Gerçekten Türkiye ve özellikle Güneydoğu Anadolu’da iktidar partisi olan AK Partinin, halkın kendilerine yıllardan beri vermiş olduğu teveccühe rağmen, işi bilen yöneticileri, kayyımları, valileri ne yazık ki toplum arayıp bulamıyor.

Varsa da çok seyrek…

İstisna kaideyi bozmaz tabi elbette ki vardır.

Ama önemli kurumların başında olan bazı bürokratların, devletin kutsiyetini, özelliklerini, varlığını, gücünü kötü yollara harcayarak devleti değil, adeta siyasi partileri veyahut iktidarları temsil etme pozisyonuna girmeleri kabul edilemezdir...

Başta söylediğimiz gibi ayetlerle de örnek verdiklerimiz gibi o milletin sonu ne yazık ki parlak bir şekilde göreceğimizi pek ümit etmiyoruz.

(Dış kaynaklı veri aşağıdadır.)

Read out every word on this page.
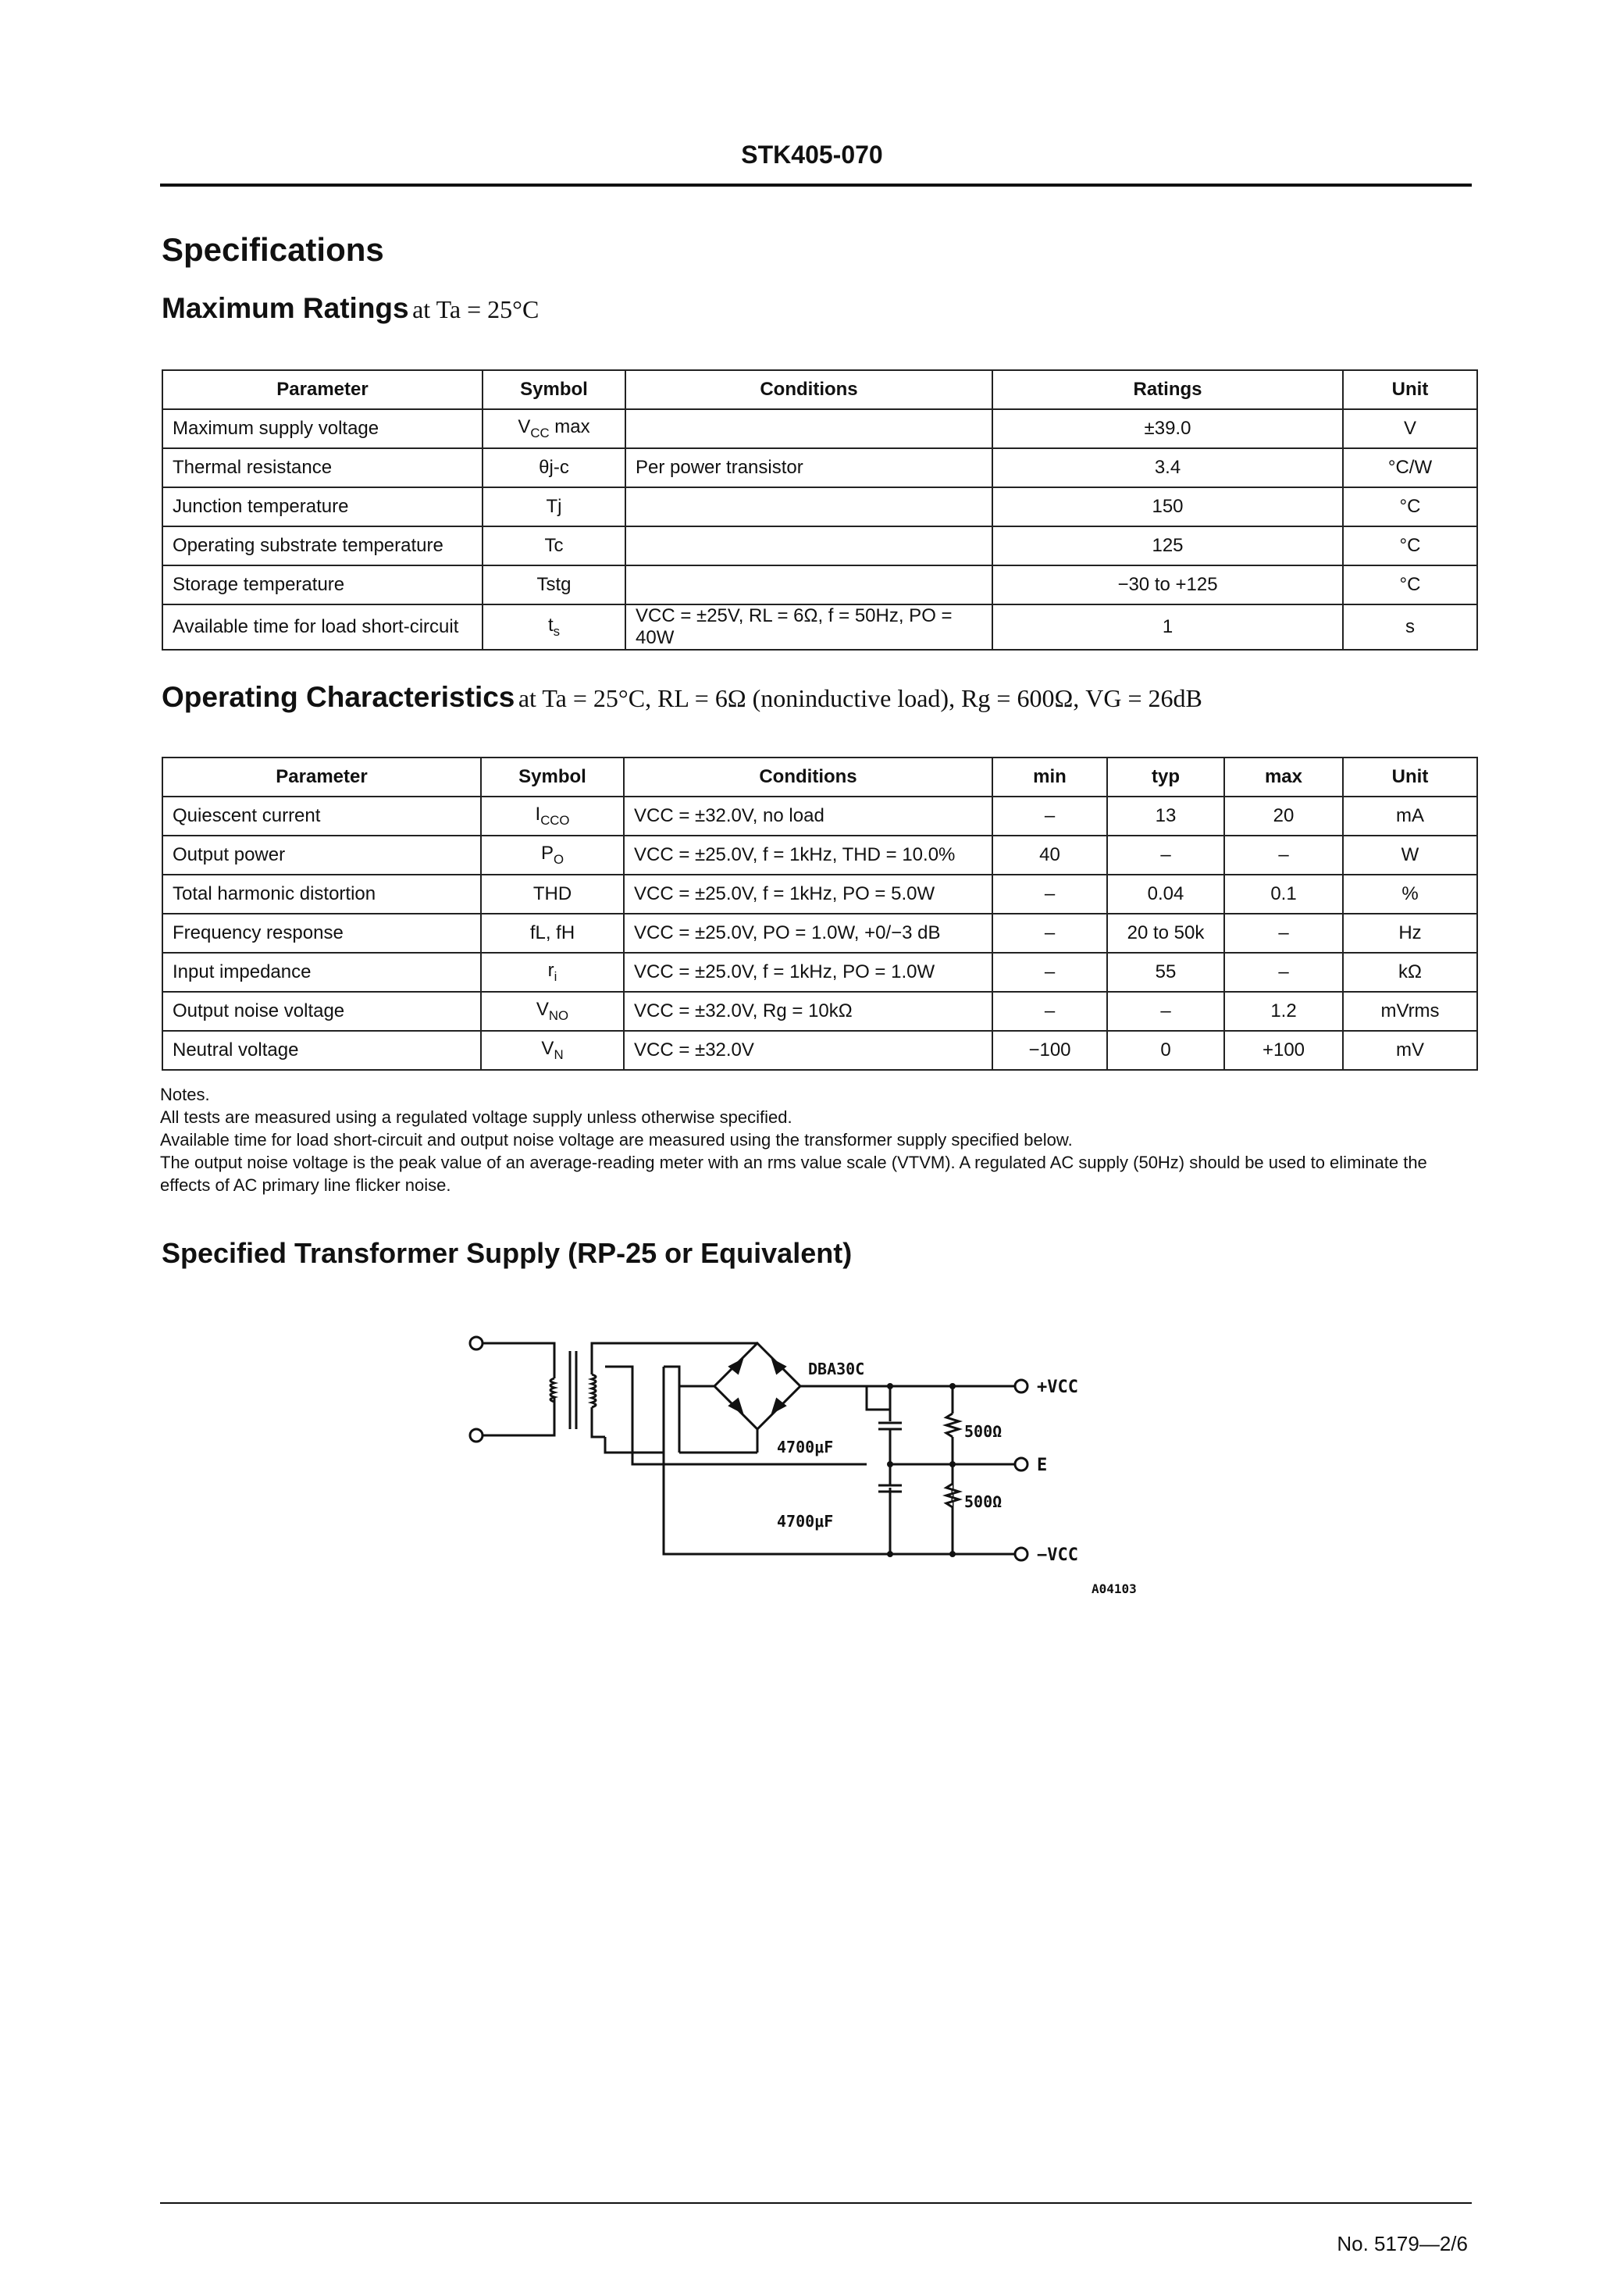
STK405-070
Specifications
Maximum Ratings at Ta = 25°C
Parameter	Symbol	Conditions	Ratings	Unit
Maximum supply voltage	$V_{CC}$ max		±39.0	V
Thermal resistance	θj-c	Per power transistor	3.4	°C/W
Junction temperature	Tj		150	°C
Operating substrate temperature	Tc		125	°C
Storage temperature	Tstg		−30 to +125	°C
Available time for load short-circuit	$t_s$	VCC = ±25V, RL = 6Ω, f = 50Hz, PO = 40W	1	s
Operating Characteristics at Ta = 25°C, RL = 6Ω (noninductive load), Rg = 600Ω, VG = 26dB
Parameter	Symbol	Conditions	min	typ	max	Unit
Quiescent current	$I_{CCO}$	VCC = ±32.0V, no load	–	13	20	mA
Output power	$P_O$	VCC = ±25.0V, f = 1kHz, THD = 10.0%	40	–	–	W
Total harmonic distortion	THD	VCC = ±25.0V, f = 1kHz, PO = 5.0W	–	0.04	0.1	%
Frequency response	fL, fH	VCC = ±25.0V, PO = 1.0W, +0/−3 dB	–	20 to 50k	–	Hz
Input impedance	$r_i$	VCC = ±25.0V, f = 1kHz, PO = 1.0W	–	55	–	kΩ
Output noise voltage	$V_{NO}$	VCC = ±32.0V, Rg = 10kΩ	–	–	1.2	mVrms
Neutral voltage	$V_N$	VCC = ±32.0V	−100	0	+100	mV
Notes.
All tests are measured using a regulated voltage supply unless otherwise specified.
Available time for load short-circuit and output noise voltage are measured using the transformer supply specified below.
The output noise voltage is the peak value of an average-reading meter with an rms value scale (VTVM). A regulated AC supply (50Hz) should be used to eliminate the
effects of AC primary line flicker noise.
Specified Transformer Supply (RP-25 or Equivalent)
DBA30C
4700μF
4700μF
500Ω
500Ω
+VCC
E
−VCC
A04103
No. 5179—2/6
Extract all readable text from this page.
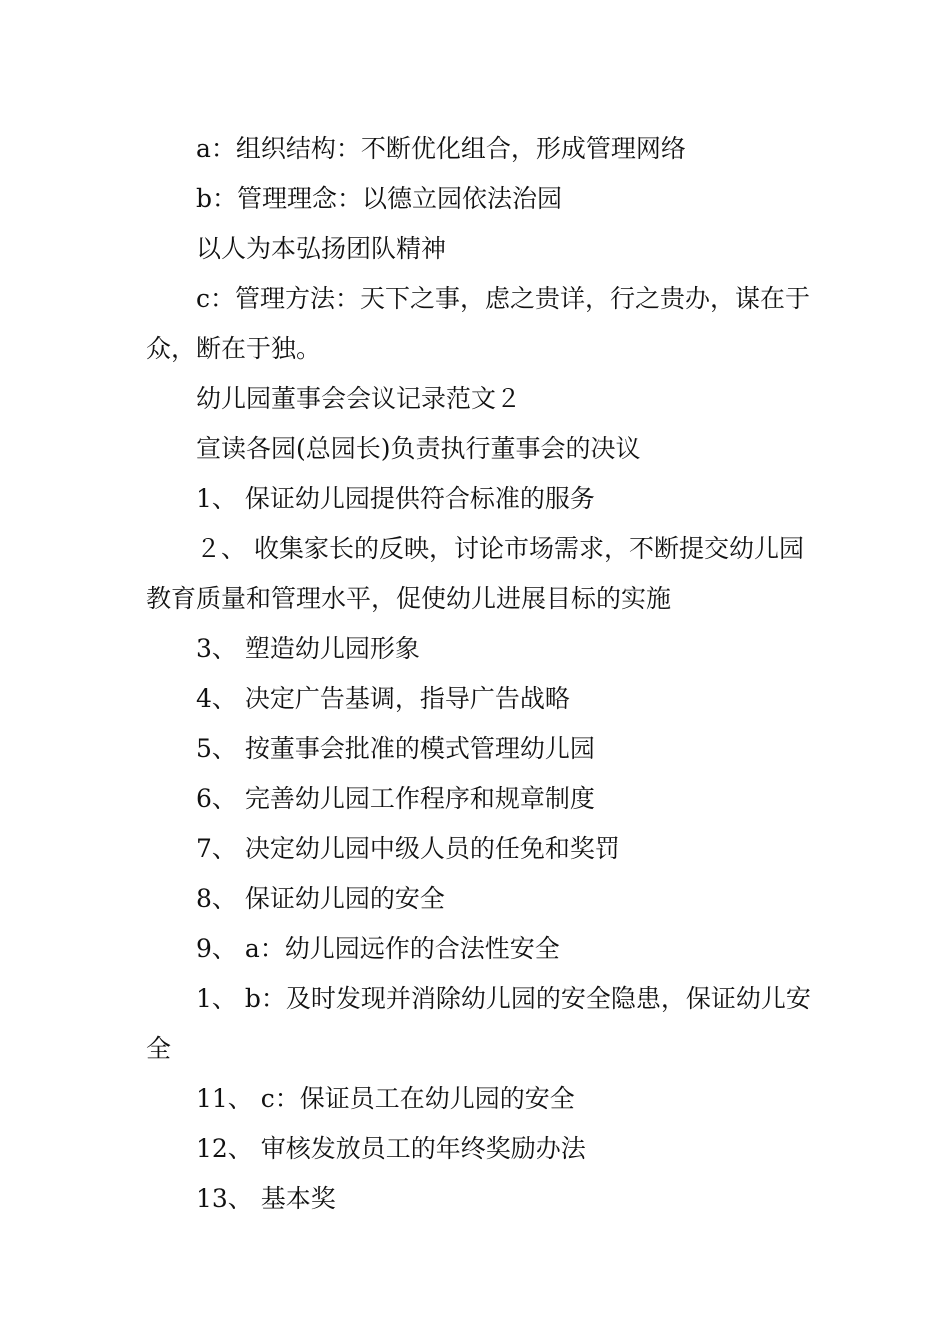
a：组织结构：不断优化组合，形成管理网络

b：管理理念：以德立园依法治园

以人为本弘扬团队精神

c：管理方法：天下之事，虑之贵详，行之贵办，谋在于众，断在于独。

幼儿园董事会会议记录范文２

宣读各园(总园长)负责执行董事会的决议

1、 保证幼儿园提供符合标准的服务

２、 收集家长的反映，讨论市场需求，不断提交幼儿园教育质量和管理水平，促使幼儿进展目标的实施

3、 塑造幼儿园形象

4、 决定广告基调，指导广告战略

5、 按董事会批准的模式管理幼儿园

6、 完善幼儿园工作程序和规章制度

7、 决定幼儿园中级人员的任免和奖罚

8、 保证幼儿园的安全

9、 a：幼儿园远作的合法性安全

1、 b：及时发现并消除幼儿园的安全隐患，保证幼儿安全

11、 c：保证员工在幼儿园的安全

12、 审核发放员工的年终奖励办法

13、 基本奖
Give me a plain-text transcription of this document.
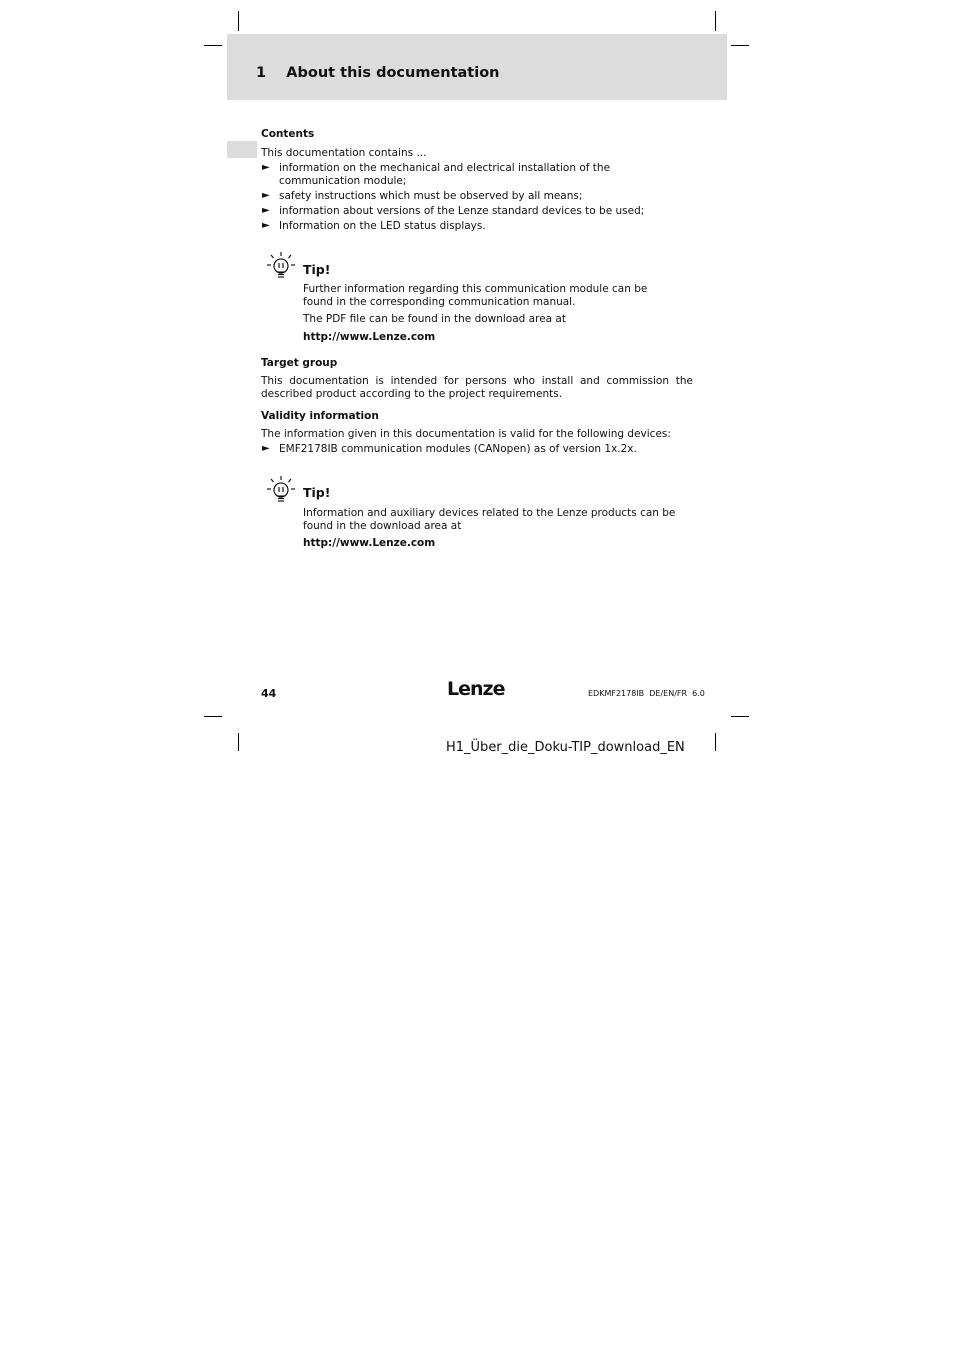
1 About this documentation
Contents
This documentation contains ...
► information on the mechanical and electrical installation of the communication module;
► safety instructions which must be observed by all means;
► information about versions of the Lenze standard devices to be used;
► Information on the LED status displays.
Tip!
Further information regarding this communication module can be found in the corresponding communication manual.
The PDF file can be found in the download area at
http://www.Lenze.com
Target group
This documentation is intended for persons who install and commission the described product according to the project requirements.
Validity information
The information given in this documentation is valid for the following devices:
► EMF2178IB communication modules (CANopen) as of version 1x.2x.
Tip!
Information and auxiliary devices related to the Lenze products can be found in the download area at
http://www.Lenze.com
44	Lenze	EDKMF2178IB  DE/EN/FR  6.0
H1_Über_die_Doku-TIP_download_EN
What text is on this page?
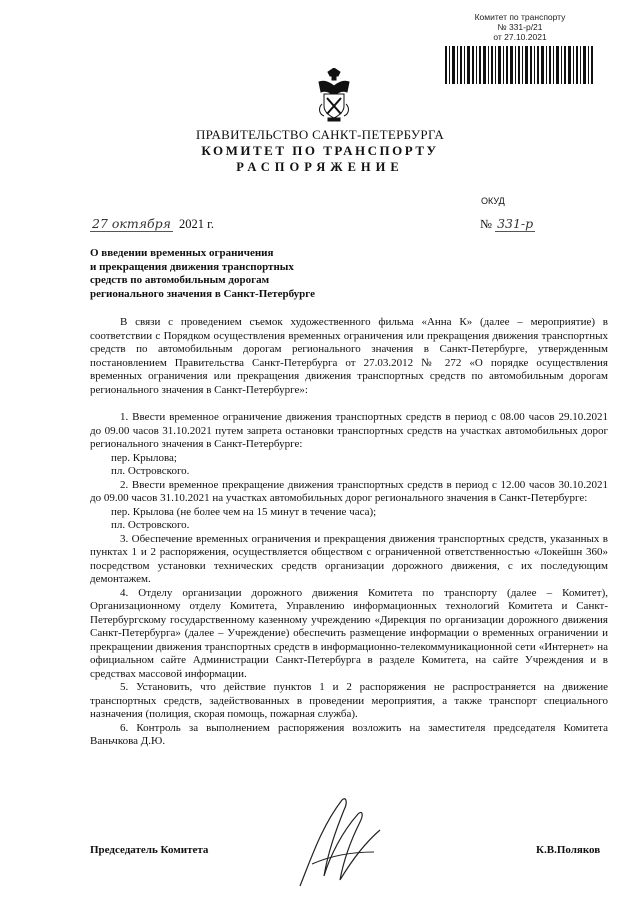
Комитет по транспорту
№ 331-р/21
от 27.10.2021
ПРАВИТЕЛЬСТВО САНКТ-ПЕТЕРБУРГА
КОМИТЕТ ПО ТРАНСПОРТУ
РАСПОРЯЖЕНИЕ
ОКУД
27 октября 2021 г.	№ 331-р
О введении временных ограничения
и прекращения движения транспортных
средств по автомобильным дорогам
регионального значения в Санкт-Петербурге

В связи с проведением съемок художественного фильма «Анна К» (далее – мероприятие) в соответствии с Порядком осуществления временных ограничения или прекращения движения транспортных средств по автомобильным дорогам регионального значения в Санкт-Петербурге, утвержденным постановлением Правительства Санкт-Петербурга от 27.03.2012 № 272 «О порядке осуществления временных ограничения или прекращения движения транспортных средств по автомобильным дорогам регионального значения в Санкт-Петербурге»:

1. Ввести временное ограничение движения транспортных средств в период с 08.00 часов 29.10.2021 до 09.00 часов 31.10.2021 путем запрета остановки транспортных средств на участках автомобильных дорог регионального значения в Санкт-Петербурге:

пер. Крылова;

пл. Островского.

2. Ввести временное прекращение движения транспортных средств в период с 12.00 часов 30.10.2021 до 09.00 часов 31.10.2021 на участках автомобильных дорог регионального значения в Санкт-Петербурге:

пер. Крылова (не более чем на 15 минут в течение часа);

пл. Островского.

3. Обеспечение временных ограничения и прекращения движения транспортных средств, указанных в пунктах 1 и 2 распоряжения, осуществляется обществом с ограниченной ответственностью «Локейшн 360» посредством установки технических средств организации дорожного движения, с их последующим демонтажем.

4. Отделу организации дорожного движения Комитета по транспорту (далее – Комитет), Организационному отделу Комитета, Управлению информационных технологий Комитета и Санкт-Петербургскому государственному казенному учреждению «Дирекция по организации дорожного движения Санкт-Петербурга» (далее – Учреждение) обеспечить размещение информации о временных ограничении и прекращении движения транспортных средств в информационно-телекоммуникационной сети «Интернет» на официальном сайте Администрации Санкт-Петербурга в разделе Комитета, на сайте Учреждения и в средствах массовой информации.

5. Установить, что действие пунктов 1 и 2 распоряжения не распространяется на движение транспортных средств, задействованных в проведении мероприятия, а также транспорт специального назначения (полиция, скорая помощь, пожарная служба).

6. Контроль за выполнением распоряжения возложить на заместителя председателя Комитета Ваньчкова Д.Ю.

Председатель Комитета	К.В.Поляков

Her zaman burada kaydediyoruz ve diyoruz ki;

Devlet yüce bir kavramdır.

Keza millet de yüce bir kavramdır.

Onun için devletin her zaman milletin hizmetinde olması lazım.

Devlet yetkilileri, o topluma kuş bakışıyla bakmamalı...

Randevu isteyen vatandaşın taleplerini, aylarca tozlu raflarda tutmamalıdır...

Halka inmeyen kendini beğenmiş şovmen bürokratlarla, ne bu ülke, ne bu devlet, ne de bu millet “ne medeni olabilir, ne çağdaş olabilir, ne de gelişen ve büyüyen” olabilir...

Netice itibariyle, memlekette kötülük almış başını gidiyor.

Hiç kimse de farkında değil.

Bakınız, Cenab-ı Allah bize ithafen şöyle diyor;

Yeryüzünde fitne ve fesat çıkarmayın, insanlar arasında bozgunculuk yapmayın.”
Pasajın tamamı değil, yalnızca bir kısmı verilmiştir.